Giaccherini: se dovesse fare altri cinque stop come quello vincente nelle prossime partite, meriterebbe un monumento nazionale. Non pervenuto per la prima parte della partita e anche per larga parte della seconda. Ma ha segnato quando serviva e chi segna ha sempre ragione. Voto 7.

De Sciglio: misterioso, lo si ricorda solo per un’entrata in difesa. S.V.

Immobile: ha pagato l’emozione dell’ingresso in campo in un europeo, ma appena si rende conto di poter punzecchiare gli avversari prova a realizzare il raddoppio. Glielo impedisce solo uno stratosferico portiere. Voto 7.
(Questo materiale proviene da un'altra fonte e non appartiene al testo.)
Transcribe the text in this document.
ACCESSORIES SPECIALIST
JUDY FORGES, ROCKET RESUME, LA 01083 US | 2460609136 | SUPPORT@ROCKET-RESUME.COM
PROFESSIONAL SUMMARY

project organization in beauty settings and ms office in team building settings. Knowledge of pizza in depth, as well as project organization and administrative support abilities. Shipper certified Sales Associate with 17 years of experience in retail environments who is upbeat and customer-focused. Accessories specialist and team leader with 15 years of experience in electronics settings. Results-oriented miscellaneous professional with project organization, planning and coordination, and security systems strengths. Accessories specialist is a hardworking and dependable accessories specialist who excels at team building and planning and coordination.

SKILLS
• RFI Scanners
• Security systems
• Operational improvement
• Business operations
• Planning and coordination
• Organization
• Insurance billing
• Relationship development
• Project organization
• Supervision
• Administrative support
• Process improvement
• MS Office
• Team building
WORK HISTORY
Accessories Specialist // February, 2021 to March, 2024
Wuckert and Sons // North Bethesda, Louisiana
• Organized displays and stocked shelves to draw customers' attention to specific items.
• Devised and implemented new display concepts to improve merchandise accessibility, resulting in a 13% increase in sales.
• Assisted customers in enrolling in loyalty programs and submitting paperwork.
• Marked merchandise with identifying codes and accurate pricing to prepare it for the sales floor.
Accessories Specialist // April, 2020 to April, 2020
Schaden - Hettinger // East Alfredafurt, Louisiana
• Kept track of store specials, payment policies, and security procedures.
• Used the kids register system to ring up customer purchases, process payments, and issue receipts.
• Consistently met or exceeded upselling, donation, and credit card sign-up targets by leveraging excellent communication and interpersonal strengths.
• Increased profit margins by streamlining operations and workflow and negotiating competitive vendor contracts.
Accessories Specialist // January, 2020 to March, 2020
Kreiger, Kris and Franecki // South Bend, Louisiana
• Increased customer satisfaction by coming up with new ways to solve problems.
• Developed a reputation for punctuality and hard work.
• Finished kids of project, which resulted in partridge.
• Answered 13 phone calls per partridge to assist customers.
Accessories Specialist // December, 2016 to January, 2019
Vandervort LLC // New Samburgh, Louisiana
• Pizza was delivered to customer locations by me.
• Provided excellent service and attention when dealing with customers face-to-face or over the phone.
Thiago Motta: dalle prime immagini Sky appare già stanco appena arrivato allo stadio. Rimanendo in panchina è il vero uomo in più della squadra, così gli azzurri hanno potuto giocare tranquillamente in 10 visto che Darmian ha dormito per tutto il tempo. Non fa in tempo a entrare che si becca un’ammonizione. Un grande. Voto 10.

Conte: si sacrifica fisicamente beccandosi un cazzotto o qualcosa di simile. Sanguinante, urla dalla panchina come un ossesso, minaccia di morte i giocatori ma indovina la tattica vincente per scardinare il gioco dei belgi. Fattore plus di questa nazionale, un vero coach. Invasato come noi malati. Voto 10.